Terça-feira, Setembro 30, 2008
Dilema juvenil
Aí está você, garoto juvenil, criado no ovomaltine, suquinho de pêra. Que acha que green moment é reciclar papel de parede (do computador). A vida deu tudo e hoje, sem ter com o que sofrer, padece das doenças modernas. São elas:
Estresse: Seja pela monografia, o papai que não deu o carro ou o ‘não’ ingresso pro show da madonna, todo juvenil se acha estressado. Motivo esse para se entupir de maconha com os amigos vagabundos.
Gerundismo: De tanto viver no celular, na TV e na internet, fala como os atendentes do serviço. O chefe delega um serviço e ele diz, vou estar resolvendo chefe, vou estar resolvendo.
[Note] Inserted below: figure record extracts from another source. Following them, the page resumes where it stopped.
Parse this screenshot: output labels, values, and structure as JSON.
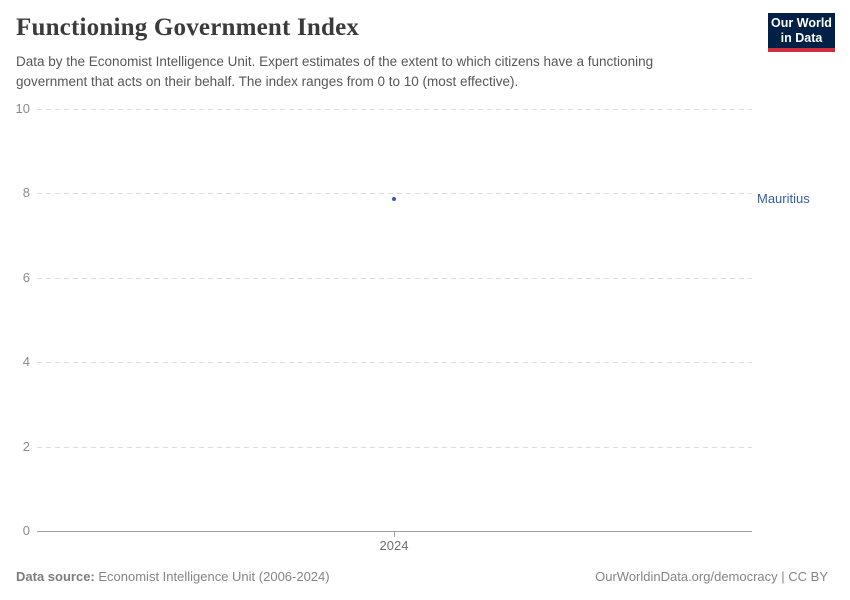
{
  "header": {
    "title": "Functioning Government Index",
    "subtitle": "Data by the Economist Intelligence Unit. Expert estimates of the extent to which citizens have a functioning government that acts on their behalf. The index ranges from 0 to 10 (most effective).",
    "logo": {
      "line1": "Our World",
      "line2": "in Data",
      "background": "#002147",
      "bar_color": "#cf2e41"
    }
  },
  "chart_data": {
    "type": "scatter",
    "title": "Functioning Government Index",
    "xlabel": "",
    "ylabel": "",
    "ylim": [
      0,
      10
    ],
    "y_ticks": [
      0,
      2,
      4,
      6,
      8,
      10
    ],
    "x": [
      2024
    ],
    "x_tick_labels": [
      "2024"
    ],
    "grid": "horizontal-dashed",
    "legend_position": "entity label right of plot",
    "series": [
      {
        "name": "Mauritius",
        "color": "#3360a9",
        "points": [
          {
            "year": 2024,
            "value": 7.86
          }
        ]
      }
    ]
  },
  "footer": {
    "source_label": "Data source:",
    "source_text": " Economist Intelligence Unit (2006-2024)",
    "credit": "OurWorldinData.org/democracy | CC BY"
  },
  "colors": {
    "accent_blue": "#3360a9",
    "gridline": "#dcdcdc",
    "axis": "#a0a0a0",
    "tick_label": "#8b8b8b",
    "footer_text": "#858585",
    "title_text": "#3b3b3b",
    "subtitle_text": "#575757"
  }
}
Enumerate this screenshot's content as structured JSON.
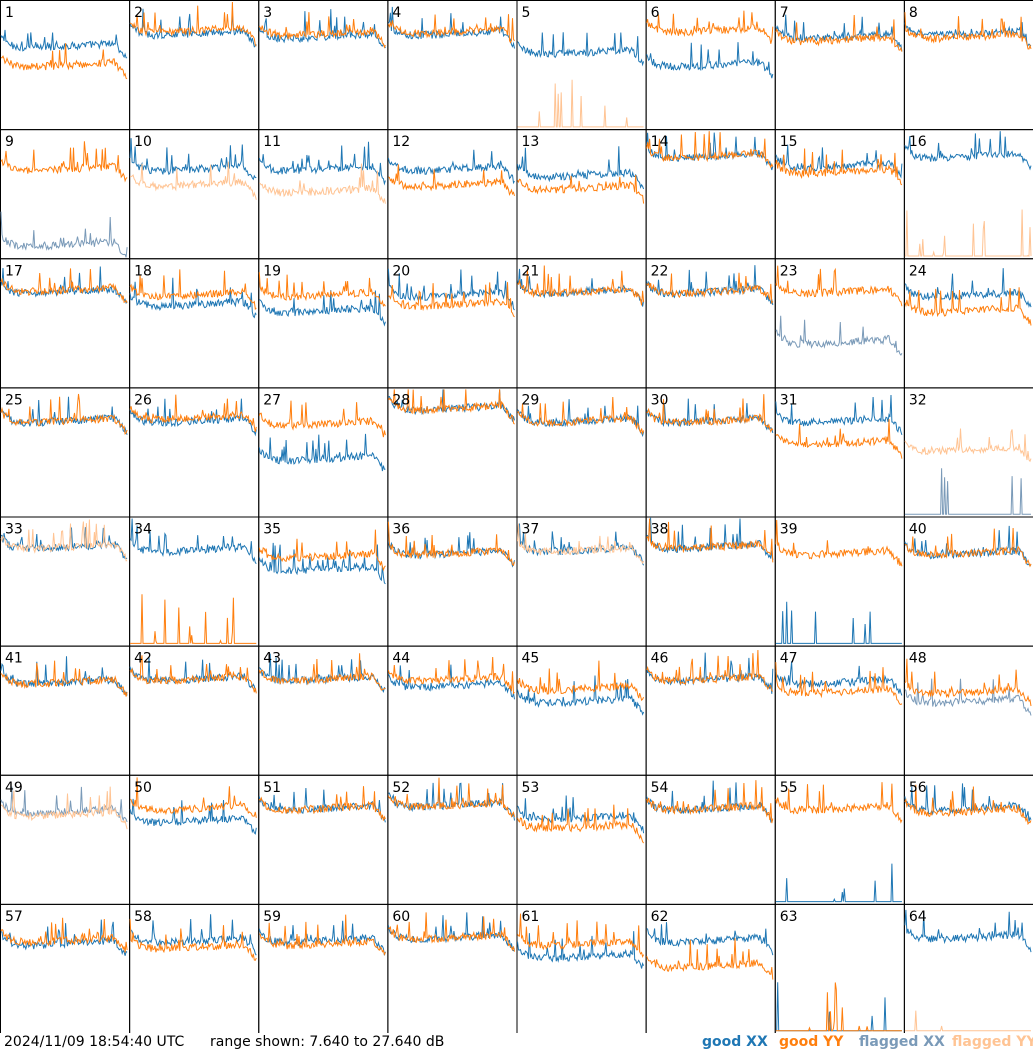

Crise existencial: entre um e outro curso de fotografia ou teatro, aprendeu que não se é ninguém sem ter com o que se revoltar. E hoje, junto do tênis e da musculação, faz psicólogo para ter assunto na rodinha.
Compras por impulso: relógios, tênis, calças, toy arts. Assim mesmo, no plural. Não tem maiores responsabilidades além da fatura do cartão que, em último caso, o papai quebra o galho e paga.
Quem não foi garoto juvenil, que atire o primeiro Todinho. Se você ainda é, aproveite. Um dia, quando acordar adulto e com problemas de verdade, vai realizar que suas neuras eram fichinha. E que você era feliz, só não sabia.
Sexta-feira, Setembro 26, 2008
Sinfonia
Mesmo pra quem não é esportista, andar pelo Parque do Ibirapuera é um happening. Lá tem a Bienal, o MAM, a Oca e o Auditório do Ibirapuera. Achou pouco? Ainda tem o Planetário, o Centro de Cultura Japonesa, o Viveiro Manequinho Lopes e o Museu da Raça Negra. Incrível, né?
O caçula é o Auditório, que só recentemente teve seu projeto original (Niemeyer) finalizado. Nele, a parede do fundo de cena abre para o parque, fazendo do verde cenografia. O bacana é que isso permite aos espetáculos terem público tanto para dentro quanto para fora, no gramado.
Um belo dia enquanto corria, tive a nítida sensação do meu corpo vibrar. Quando contornei o parque vi uma multidão sentada estática, no gramado. Tirei o iPod e reconheci o som na hora, Carmina Burana. Era a Orquestra Sinfônica de São Paulo no palco externo do Auditório.
Cenas assim não são raras por lá. E mesmo com sua fama de elitista e poluído, o parque ainda é uma das poucas e boas opções de entretenimento outdoor paulistanas. Além disso, todos os museus têm períodos de preços populares ou gratuitos. Por isso, ao visitar a capital não deixe de ir.
Sobre o dia da Sinfônica, nem preciso dizer que me juntei na hora na multidão. Fazia um sol lindo e o vento subia umas flores amarelas. Um lance meio Kurosawa. Neste final de semana virei a noite trabalhando, mas nem liguei. Já tinha ganhado o dia.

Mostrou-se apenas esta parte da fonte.